Men may want to reconsider laptop and cell phone use
During the Italian Society of Sexual Medicine annual congress in Modena, results of a study were presented which suggested that talking a lot on cell phones may harm sperm and risk male fertility. The preliminary results from Rome’s La Sapienza University and the Santa Maria Goretti Hospital at Latina noted that “there is a correlation between cell phone use and a worsening in sperm mobility.”
The preliminary study evaluated sperm from men who used cell phones from 30 minutes up to four hours per day.
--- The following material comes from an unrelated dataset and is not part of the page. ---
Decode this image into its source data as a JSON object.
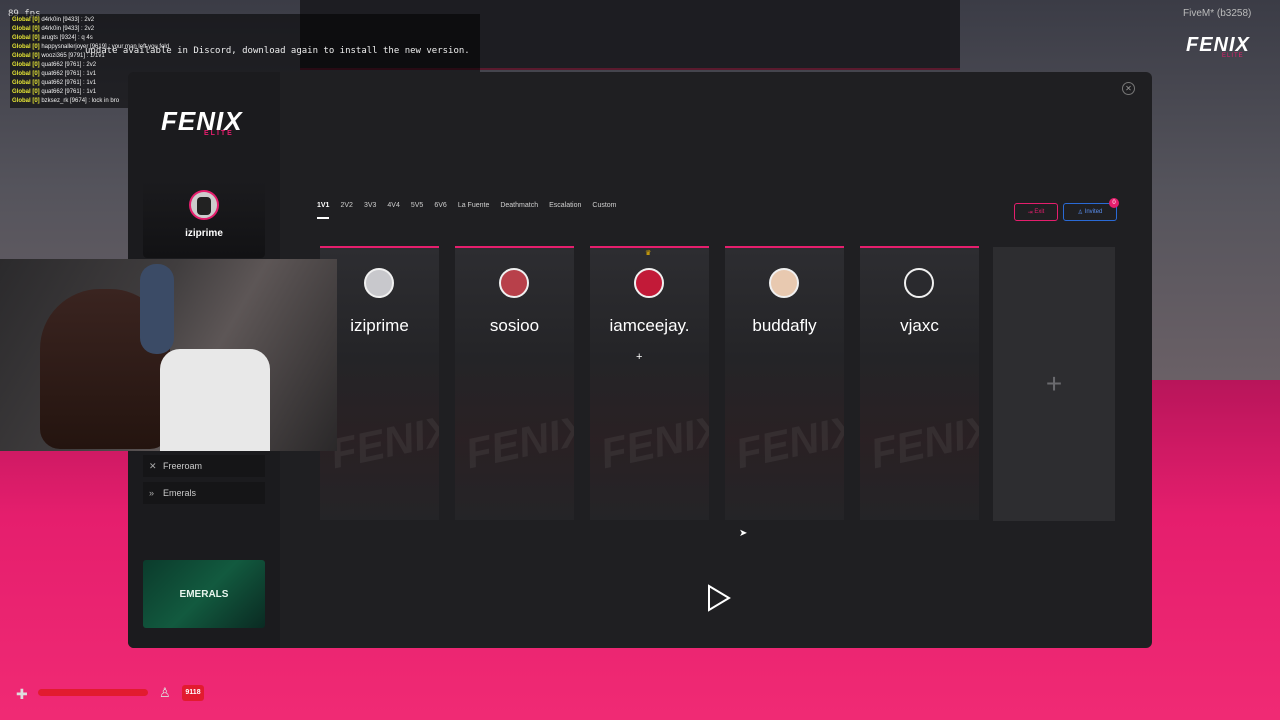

According to Andrea Lenzi, president of the Italian Society of Andrology and Sexual Medicine, waves from cell phones seem to “put sperm to sleep.”
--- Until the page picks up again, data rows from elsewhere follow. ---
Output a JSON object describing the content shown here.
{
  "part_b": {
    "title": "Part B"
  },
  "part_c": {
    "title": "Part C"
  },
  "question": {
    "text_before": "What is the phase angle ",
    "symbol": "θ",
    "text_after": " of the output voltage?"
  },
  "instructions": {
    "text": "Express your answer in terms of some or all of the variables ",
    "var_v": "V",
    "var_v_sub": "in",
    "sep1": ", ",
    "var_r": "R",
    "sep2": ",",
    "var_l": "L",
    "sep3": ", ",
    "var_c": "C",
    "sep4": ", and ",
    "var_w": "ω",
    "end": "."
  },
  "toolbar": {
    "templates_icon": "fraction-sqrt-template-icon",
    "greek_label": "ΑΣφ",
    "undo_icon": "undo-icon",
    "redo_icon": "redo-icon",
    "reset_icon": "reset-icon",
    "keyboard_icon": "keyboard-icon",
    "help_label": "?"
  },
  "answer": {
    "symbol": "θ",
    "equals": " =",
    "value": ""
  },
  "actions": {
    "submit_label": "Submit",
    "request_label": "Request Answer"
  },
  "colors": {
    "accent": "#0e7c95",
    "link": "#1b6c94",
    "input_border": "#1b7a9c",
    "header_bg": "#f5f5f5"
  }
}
Lenzi pointed out in a UK Telegraph article that these findings are preliminary, and that other factors, such as stress, smoking, and alcohol use may also be involved in affecting the quality of sperm in cell phone users.
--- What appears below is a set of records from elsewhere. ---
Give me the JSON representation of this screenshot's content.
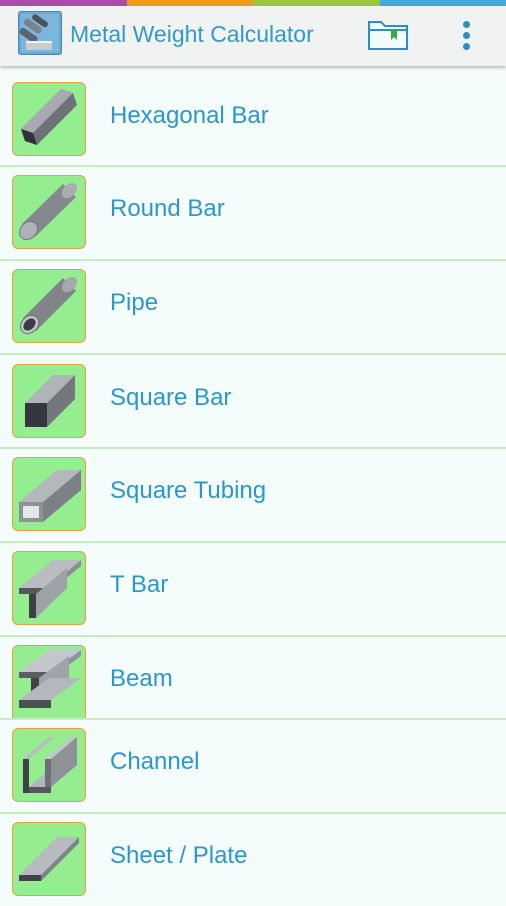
{
  "colors": {
    "stripe": [
      "#b04aa8",
      "#f39a1d",
      "#9ac83a",
      "#3fa9e0"
    ],
    "accent": "#2a98c9",
    "thumb_bg": "#94ee90",
    "thumb_border": "#e9a23b",
    "divider": "#c6ecc2"
  },
  "appbar": {
    "title": "Metal Weight Calculator",
    "logo_icon": "metal-bars-app-icon",
    "actions": [
      {
        "name": "folder-icon"
      },
      {
        "name": "overflow-menu-icon"
      }
    ]
  },
  "items": [
    {
      "label": "Hexagonal Bar",
      "icon": "hexagonal-bar-icon"
    },
    {
      "label": "Round Bar",
      "icon": "round-bar-icon"
    },
    {
      "label": "Pipe",
      "icon": "pipe-icon"
    },
    {
      "label": "Square Bar",
      "icon": "square-bar-icon"
    },
    {
      "label": "Square Tubing",
      "icon": "square-tubing-icon"
    },
    {
      "label": "T Bar",
      "icon": "t-bar-icon"
    },
    {
      "label": "Beam",
      "icon": "beam-icon"
    },
    {
      "label": "Channel",
      "icon": "channel-icon"
    },
    {
      "label": "Sheet / Plate",
      "icon": "sheet-plate-icon"
    }
  ]
}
In another study, Yelim Sheynkin, a urologist at the State University of New York at Stony Brook, reported that men who use laptops may harm their sperm because heat from the computers raise the temperature of their scrotum. The new study appears in Fertility and Sterility. Sheynkin published a similar study in 2005 in Human Reproduction.
Within as little as 10 to 15 minutes, heat from a laptop can raise scrotal temperature beyond what is considered to be a safe level. Normally, the scrotal temperature is one to two degrees cooler than body temperature (98.6 degrees F or 37 degrees C), which is necessary for sperm production. Raising the temperature of the scrotum even one degree Celsius (1.8 degrees F) is enough to harm sperm. The study found that after one hour, the scrotal temperature had risen by up to 2.5 C.
The study found that even when men kept their legs apart with the computer on their lap, the scrotum still overheated. Sheynkin told Reuters Health that “No matter what you do, even with the legs spread wide apart, the temperature is still going to be higher than what we call safe.”
Neither one of these studies states definitively that using a laptop or a cell phone will cause a man to become infertile. However, they are a heads-up for men, especially laptop users, that these devices may be inflicting some harm to their sperm and possibly their fertility. Future studies may tell us more.